IsaSUSY is solving numerically the set of beta functions (2-loop for the gauge, and 1-loop for the other), including thresholds (sharp theta function), using 4th order Runge-Kutta algorithm with fixed step (no accuracy control). Unification is realised numerically with an accuracy of 5 permille.
SuSpect. The french SUSY-GDR (Groupement De Recherche) tools group decided to build their own tool to solve the discrepancies between Spythia and IsaSUSY. This code is solving numerically the set of beta functions (2-loop for the gauge, and 1-loop for the other), including thresholds (smoothed theta function, in spite of the minimal substraction scheme), using 4th order Runge-Kutta algorithm with step doubling for controlling accuracy. Unification is approximately realised with semi-analytical formula (1-loop, no threshold).
MUSE.(tools group).This code is solving numerically the set of beta functions (up to 3-loop for the gauge, 2-loop for the Yukawa and some of the soft breaking terms), including thresholds (sharp theta function), using Predictor-Corrector algorithm with very high accuracy (10^-13 relative uncertainty).
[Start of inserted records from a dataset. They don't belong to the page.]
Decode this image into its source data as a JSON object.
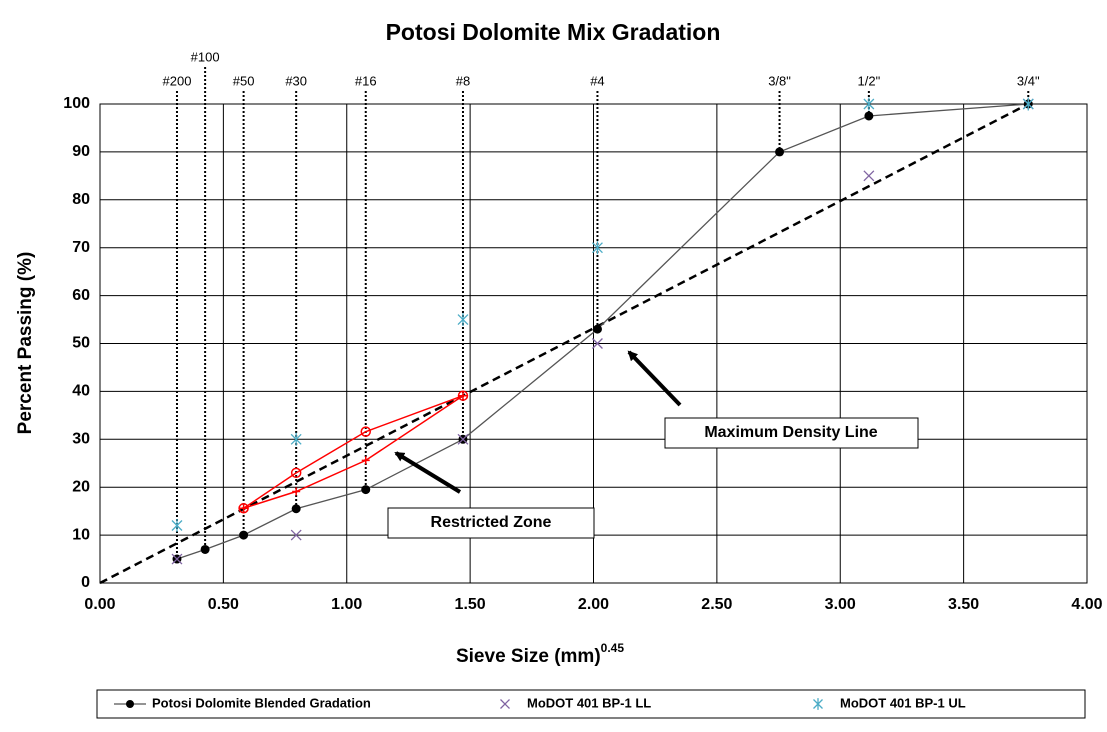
{
  "chart_data": {
    "type": "scatter",
    "title": "Potosi Dolomite Mix Gradation",
    "x_label": "Sieve Size (mm)",
    "x_label_exponent": "0.45",
    "y_label": "Percent Passing (%)",
    "xlim": [
      0,
      4
    ],
    "ylim": [
      0,
      100
    ],
    "xticks": [
      {
        "value": 0,
        "label": "0.00"
      },
      {
        "value": 0.5,
        "label": "0.50"
      },
      {
        "value": 1,
        "label": "1.00"
      },
      {
        "value": 1.5,
        "label": "1.50"
      },
      {
        "value": 2,
        "label": "2.00"
      },
      {
        "value": 2.5,
        "label": "2.50"
      },
      {
        "value": 3,
        "label": "3.00"
      },
      {
        "value": 3.5,
        "label": "3.50"
      },
      {
        "value": 4,
        "label": "4.00"
      }
    ],
    "yticks": [
      0,
      10,
      20,
      30,
      40,
      50,
      60,
      70,
      80,
      90,
      100
    ],
    "grid": true,
    "legend": "bottom",
    "sieve_labels": [
      "#200",
      "#100",
      "#50",
      "#30",
      "#16",
      "#8",
      "#4",
      "3/8\"",
      "1/2\"",
      "3/4\""
    ],
    "series": [
      {
        "name": "Potosi Dolomite Blended Gradation",
        "color": "#000000",
        "line_color": "#555555",
        "marker": "circle",
        "line": true,
        "x": [
          0.312,
          0.426,
          0.582,
          0.795,
          1.077,
          1.471,
          2.016,
          2.754,
          3.116,
          3.762
        ],
        "values": [
          5,
          7,
          10,
          15.5,
          19.5,
          30,
          53,
          90,
          97.5,
          100
        ]
      },
      {
        "name": "MoDOT 401 BP-1 LL",
        "color": "#8064a2",
        "marker": "x",
        "line": false,
        "x": [
          0.312,
          0.795,
          1.471,
          2.016,
          3.116,
          3.762
        ],
        "values": [
          5,
          10,
          30,
          50,
          85,
          100
        ]
      },
      {
        "name": "MoDOT 401 BP-1 UL",
        "color": "#4bacc6",
        "marker": "star",
        "line": false,
        "x": [
          0.312,
          0.795,
          1.471,
          2.016,
          3.116,
          3.762
        ],
        "values": [
          12,
          30,
          55,
          70,
          100,
          100
        ]
      }
    ],
    "restricted_zone": {
      "color": "#ff0000",
      "upper": {
        "x": [
          0.582,
          0.795,
          1.077,
          1.471
        ],
        "values": [
          15.6,
          23,
          31.6,
          39.1
        ]
      },
      "lower": {
        "x": [
          0.582,
          0.795,
          1.077,
          1.471
        ],
        "values": [
          15.6,
          19.1,
          25.6,
          39.1
        ]
      }
    },
    "max_density_line": {
      "x": [
        0,
        3.762
      ],
      "values": [
        0,
        100
      ]
    },
    "annotations": [
      "Maximum Density Line",
      "Restricted Zone"
    ]
  }
}
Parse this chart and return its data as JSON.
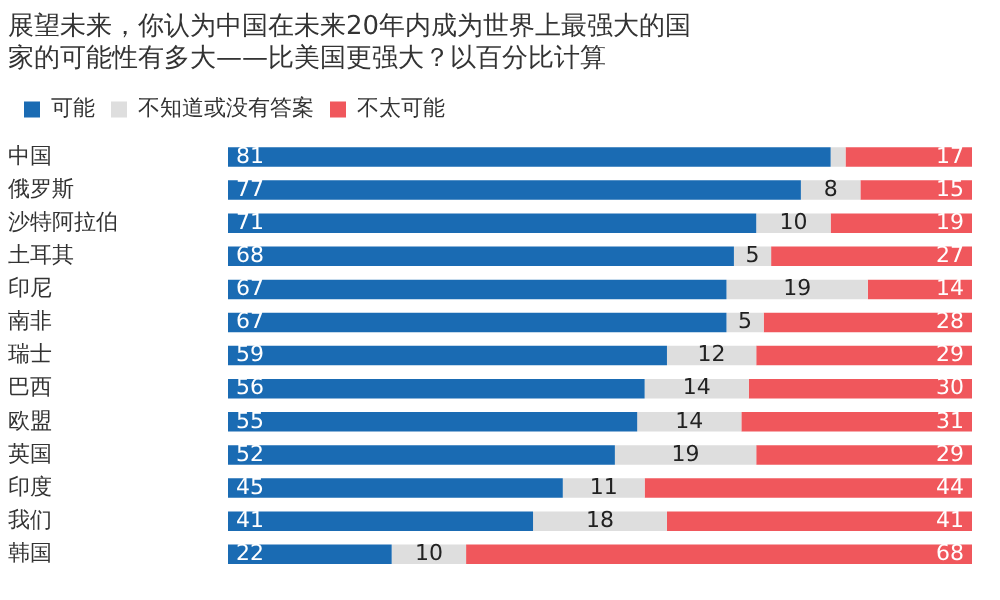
{
  "chart_data": {
    "type": "bar",
    "orientation": "horizontal",
    "stacked": true,
    "title": [
      "展望未来，你认为中国在未来20年内成为世界上最强大的国",
      "家的可能性有多大——比美国更强大？以百分比计算"
    ],
    "categories": [
      "中国",
      "俄罗斯",
      "沙特阿拉伯",
      "土耳其",
      "印尼",
      "南非",
      "瑞士",
      "巴西",
      "欧盟",
      "英国",
      "印度",
      "我们",
      "韩国"
    ],
    "series": [
      {
        "name": "可能",
        "color": "#1a6bb3",
        "values": [
          81,
          77,
          71,
          68,
          67,
          67,
          59,
          56,
          55,
          52,
          45,
          41,
          22
        ],
        "value_labels": [
          "81",
          "77",
          "71",
          "68",
          "67",
          "67",
          "59",
          "56",
          "55",
          "52",
          "45",
          "41",
          "22"
        ]
      },
      {
        "name": "不知道或没有答案",
        "color": "#dedede",
        "values": [
          2,
          8,
          10,
          5,
          19,
          5,
          12,
          14,
          14,
          19,
          11,
          18,
          10
        ],
        "value_labels": [
          null,
          "8",
          "10",
          "5",
          "19",
          "5",
          "12",
          "14",
          "14",
          "19",
          "11",
          "18",
          "10"
        ]
      },
      {
        "name": "不太可能",
        "color": "#f0575c",
        "values": [
          17,
          15,
          19,
          27,
          14,
          28,
          29,
          30,
          31,
          29,
          44,
          41,
          68
        ],
        "value_labels": [
          "17",
          "15",
          "19",
          "27",
          "14",
          "28",
          "29",
          "30",
          "31",
          "29",
          "44",
          "41",
          "68"
        ]
      }
    ],
    "xlim": [
      0,
      100
    ],
    "tick_labels": "y",
    "grid": false,
    "legend": "top left"
  }
}
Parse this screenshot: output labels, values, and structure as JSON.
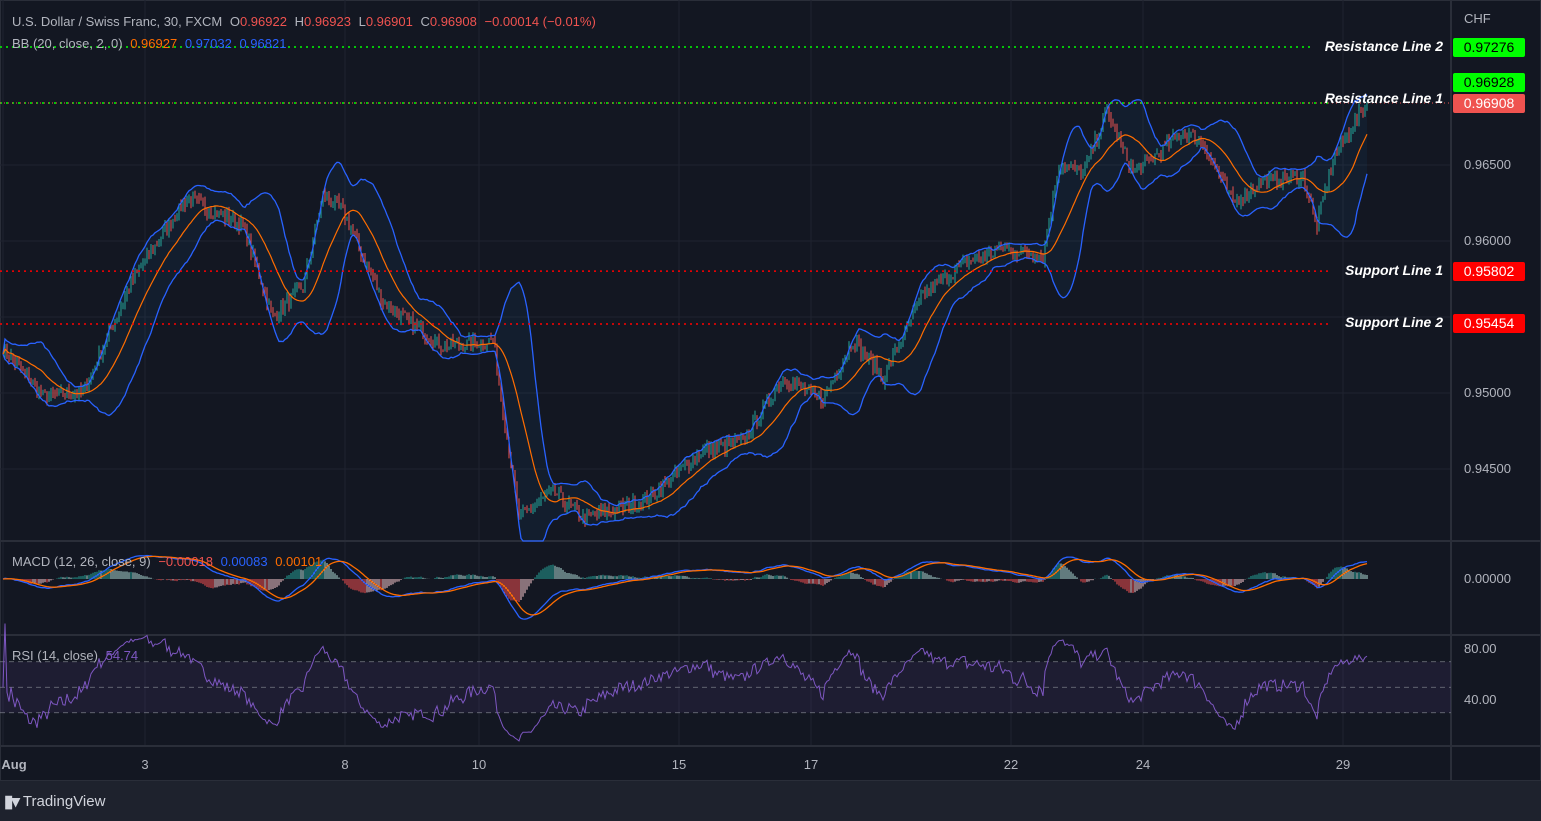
{
  "header": {
    "symbol": "U.S. Dollar / Swiss Franc, 30, FXCM",
    "o_label": "O",
    "o": "0.96922",
    "h_label": "H",
    "h": "0.96923",
    "l_label": "L",
    "l": "0.96901",
    "c_label": "C",
    "c": "0.96908",
    "change": "−0.00014 (−0.01%)"
  },
  "bb": {
    "label": "BB (20, close, 2, 0)",
    "basis": "0.96927",
    "upper": "0.97032",
    "lower": "0.96821"
  },
  "macd": {
    "label": "MACD (12, 26, close, 9)",
    "hist": "−0.00018",
    "macd": "0.00083",
    "signal": "0.00101"
  },
  "rsi": {
    "label": "RSI (14, close)",
    "value": "54.74"
  },
  "price_axis": {
    "currency": "CHF",
    "ticks": [
      "0.96500",
      "0.96000",
      "0.95000",
      "0.94500"
    ],
    "macd_tick": "0.00000",
    "rsi_ticks": [
      "80.00",
      "40.00"
    ]
  },
  "lines": [
    {
      "name": "Resistance Line 2",
      "value": "0.97276",
      "color": "#00ff00",
      "text_color": "#000000"
    },
    {
      "name": "Resistance Line 1",
      "value": "0.96908",
      "color": "#00ff00",
      "text_color": "#000000"
    },
    {
      "name": "Support Line 1",
      "value": "0.95802",
      "color": "#ff0000",
      "text_color": "#ffffff"
    },
    {
      "name": "Support Line 2",
      "value": "0.95454",
      "color": "#ff0000",
      "text_color": "#ffffff"
    }
  ],
  "price_tags": {
    "bb_basis": "0.96928",
    "last": "0.96908"
  },
  "time_axis": [
    "Aug",
    "3",
    "8",
    "10",
    "15",
    "17",
    "22",
    "24",
    "29"
  ],
  "brand": "TradingView",
  "colors": {
    "up": "#26a69a",
    "down": "#ef5350",
    "bb_band": "#2962ff",
    "bb_basis": "#ff6d00",
    "rsi": "#7e57c2"
  },
  "chart_data": {
    "type": "candlestick",
    "title": "U.S. Dollar / Swiss Franc, 30, FXCM",
    "ylim": [
      0.941,
      0.9765
    ],
    "time_ticks": [
      {
        "label": "Aug",
        "bar": 0
      },
      {
        "label": "3",
        "bar": 71
      },
      {
        "label": "8",
        "bar": 171
      },
      {
        "label": "10",
        "bar": 238
      },
      {
        "label": "15",
        "bar": 338
      },
      {
        "label": "17",
        "bar": 404
      },
      {
        "label": "22",
        "bar": 504
      },
      {
        "label": "24",
        "bar": 570
      },
      {
        "label": "29",
        "bar": 670
      }
    ],
    "close_anchors": [
      [
        0,
        0.953
      ],
      [
        20,
        0.9498
      ],
      [
        40,
        0.95
      ],
      [
        65,
        0.9575
      ],
      [
        92,
        0.9628
      ],
      [
        120,
        0.961
      ],
      [
        135,
        0.955
      ],
      [
        150,
        0.957
      ],
      [
        160,
        0.963
      ],
      [
        170,
        0.962
      ],
      [
        190,
        0.956
      ],
      [
        220,
        0.953
      ],
      [
        245,
        0.9535
      ],
      [
        258,
        0.9418
      ],
      [
        275,
        0.9435
      ],
      [
        290,
        0.9418
      ],
      [
        320,
        0.9428
      ],
      [
        350,
        0.9462
      ],
      [
        370,
        0.9468
      ],
      [
        390,
        0.951
      ],
      [
        410,
        0.9495
      ],
      [
        425,
        0.9535
      ],
      [
        440,
        0.951
      ],
      [
        460,
        0.9565
      ],
      [
        480,
        0.9585
      ],
      [
        500,
        0.9595
      ],
      [
        520,
        0.959
      ],
      [
        528,
        0.965
      ],
      [
        540,
        0.9645
      ],
      [
        552,
        0.9685
      ],
      [
        565,
        0.9645
      ],
      [
        580,
        0.966
      ],
      [
        590,
        0.9672
      ],
      [
        600,
        0.9665
      ],
      [
        615,
        0.9625
      ],
      [
        630,
        0.964
      ],
      [
        650,
        0.9642
      ],
      [
        657,
        0.961
      ],
      [
        665,
        0.9655
      ],
      [
        682,
        0.96908
      ]
    ],
    "bars": 683
  }
}
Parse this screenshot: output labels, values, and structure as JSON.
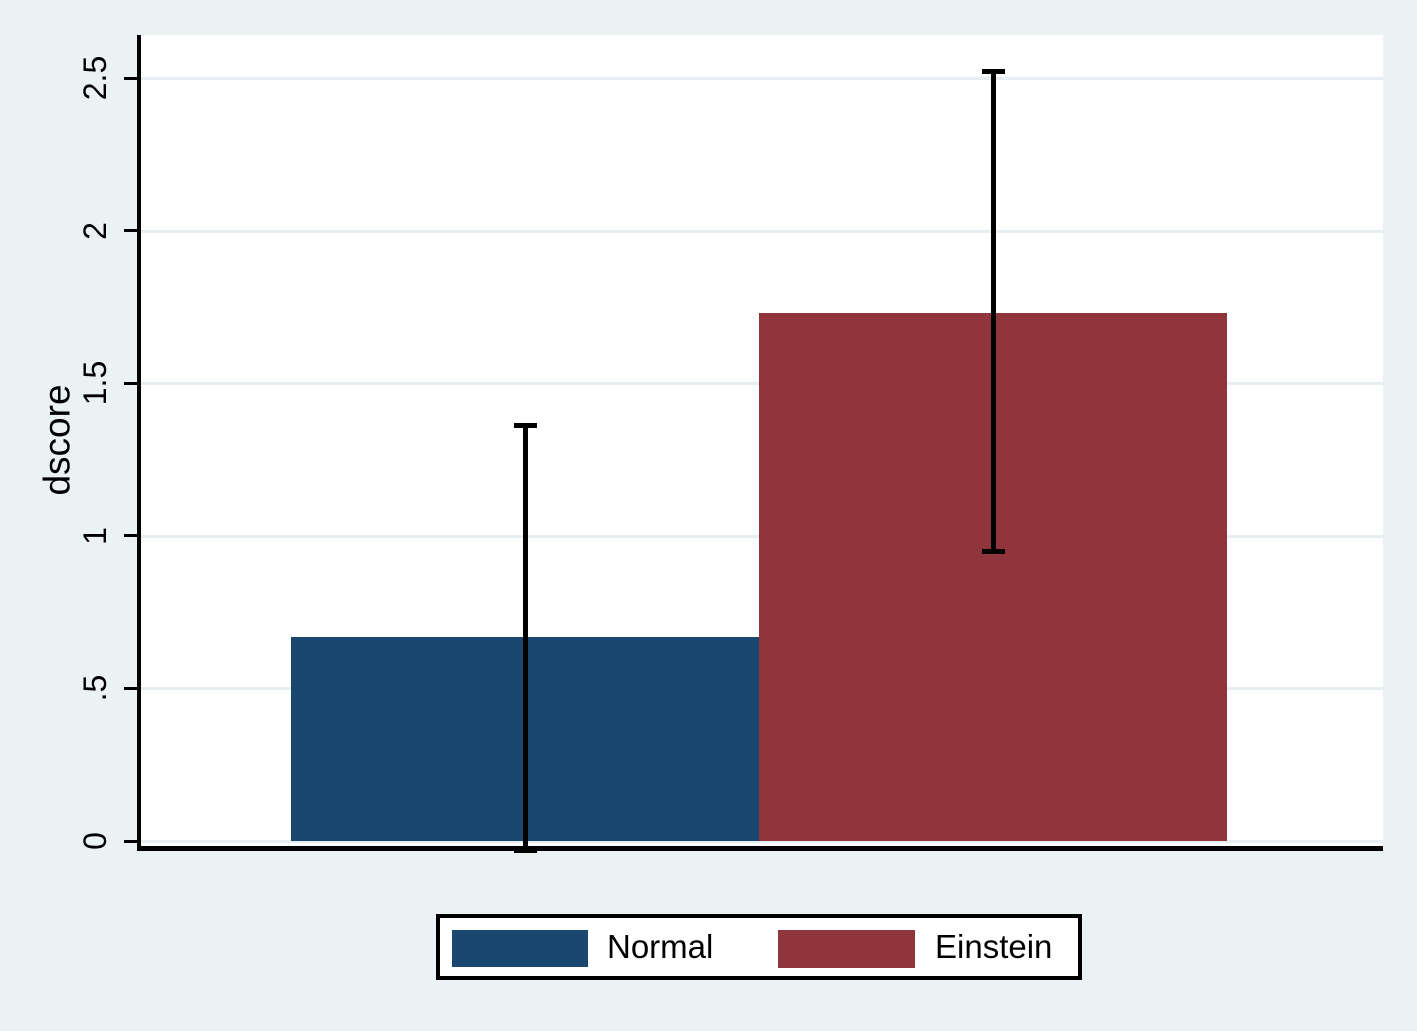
{
  "chart_data": {
    "type": "bar",
    "title": "",
    "ylabel": "dscore",
    "xlabel": "",
    "categories": [
      "Normal",
      "Einstein"
    ],
    "series": [
      {
        "name": "dscore",
        "values": [
          0.67,
          1.73
        ],
        "ci_low": [
          -0.03,
          0.95
        ],
        "ci_high": [
          1.36,
          2.52
        ],
        "bar_colors": [
          "#1a476f",
          "#90353b"
        ]
      }
    ],
    "error_bars": true,
    "grid": true,
    "ylim": [
      0,
      2.64
    ],
    "y_ticks": [
      {
        "value": 0,
        "label": "0"
      },
      {
        "value": 0.5,
        "label": ".5"
      },
      {
        "value": 1,
        "label": "1"
      },
      {
        "value": 1.5,
        "label": "1.5"
      },
      {
        "value": 2,
        "label": "2"
      },
      {
        "value": 2.5,
        "label": "2.5"
      }
    ],
    "legend": {
      "position": "bottom",
      "entries": [
        {
          "label": "Normal",
          "color": "#1a476f"
        },
        {
          "label": "Einstein",
          "color": "#90353b"
        }
      ]
    },
    "colors": {
      "page_background": "#eaf2f3",
      "plot_background": "#ffffff",
      "gridline": "#e7eef2",
      "axis": "#000000",
      "error_bar": "#000000",
      "legend_background": "#ffffff",
      "legend_border": "#000000",
      "text": "#000000"
    }
  }
}
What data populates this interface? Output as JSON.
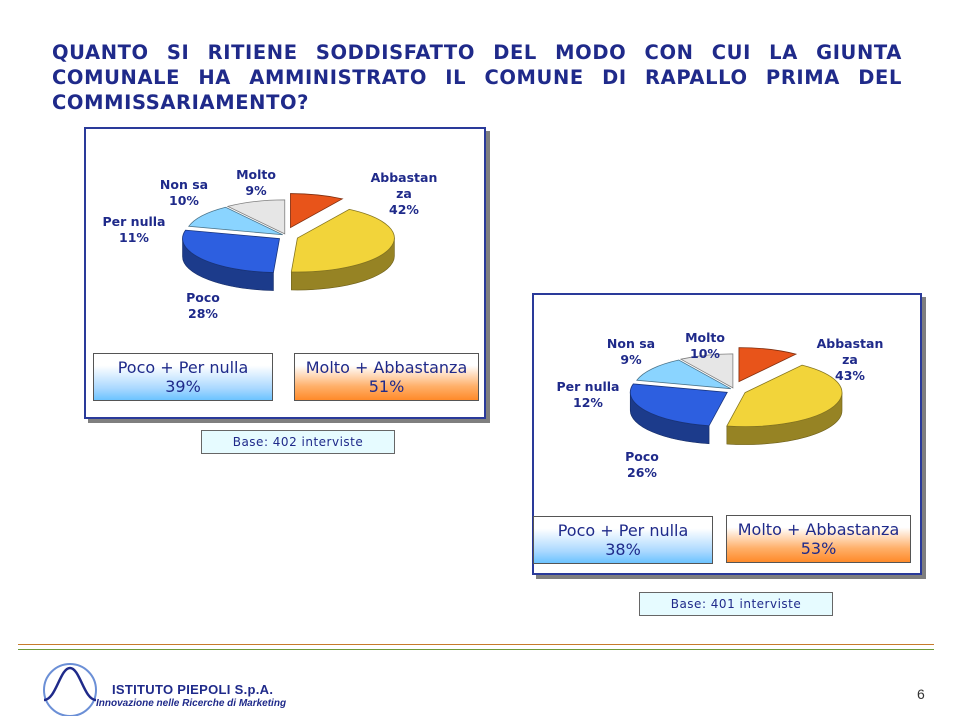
{
  "title": "QUANTO SI RITIENE SODDISFATTO DEL MODO CON CUI LA GIUNTA COMUNALE HA AMMINISTRATO IL COMUNE DI RAPALLO PRIMA DEL COMMISSARIAMENTO?",
  "chart_data": [
    {
      "type": "pie",
      "slices": [
        {
          "name_lines": [
            "Molto"
          ],
          "value": 9,
          "value_label": "9%",
          "color": "#e8541a"
        },
        {
          "name_lines": [
            "Abbastan",
            "za"
          ],
          "value": 42,
          "value_label": "42%",
          "color": "#f2d43a"
        },
        {
          "name_lines": [
            "Poco"
          ],
          "value": 28,
          "value_label": "28%",
          "color": "#2d5fe0"
        },
        {
          "name_lines": [
            "Per nulla"
          ],
          "value": 11,
          "value_label": "11%",
          "color": "#8ad4ff"
        },
        {
          "name_lines": [
            "Non sa"
          ],
          "value": 10,
          "value_label": "10%",
          "color": "#e6e6e6"
        }
      ],
      "summary_left": {
        "label": "Poco + Per nulla",
        "value": "39%"
      },
      "summary_right": {
        "label": "Molto + Abbastanza",
        "value": "51%"
      },
      "base": "Base: 402 interviste"
    },
    {
      "type": "pie",
      "slices": [
        {
          "name_lines": [
            "Molto"
          ],
          "value": 10,
          "value_label": "10%",
          "color": "#e8541a"
        },
        {
          "name_lines": [
            "Abbastan",
            "za"
          ],
          "value": 43,
          "value_label": "43%",
          "color": "#f2d43a"
        },
        {
          "name_lines": [
            "Poco"
          ],
          "value": 26,
          "value_label": "26%",
          "color": "#2d5fe0"
        },
        {
          "name_lines": [
            "Per nulla"
          ],
          "value": 12,
          "value_label": "12%",
          "color": "#8ad4ff"
        },
        {
          "name_lines": [
            "Non sa"
          ],
          "value": 9,
          "value_label": "9%",
          "color": "#e6e6e6"
        }
      ],
      "summary_left": {
        "label": "Poco + Per nulla",
        "value": "38%"
      },
      "summary_right": {
        "label": "Molto + Abbastanza",
        "value": "53%"
      },
      "base": "Base: 401 interviste"
    }
  ],
  "footer": {
    "company": "ISTITUTO PIEPOLI S.p.A.",
    "tagline": "Innovazione nelle Ricerche di Marketing",
    "page_number": "6"
  }
}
Unification is exactly realised through simultaneous numerical solution of the set of constraints. Accuracy of the solution is explicitely provided in the end of the run.
MUSE is designed for speed and accuracy, to be extensible to new radiative corrections, to be used as automatically as possible for scans, and as flexibly as possible when trying to compare to other evaluators. Different level of complexity can be selected through switches.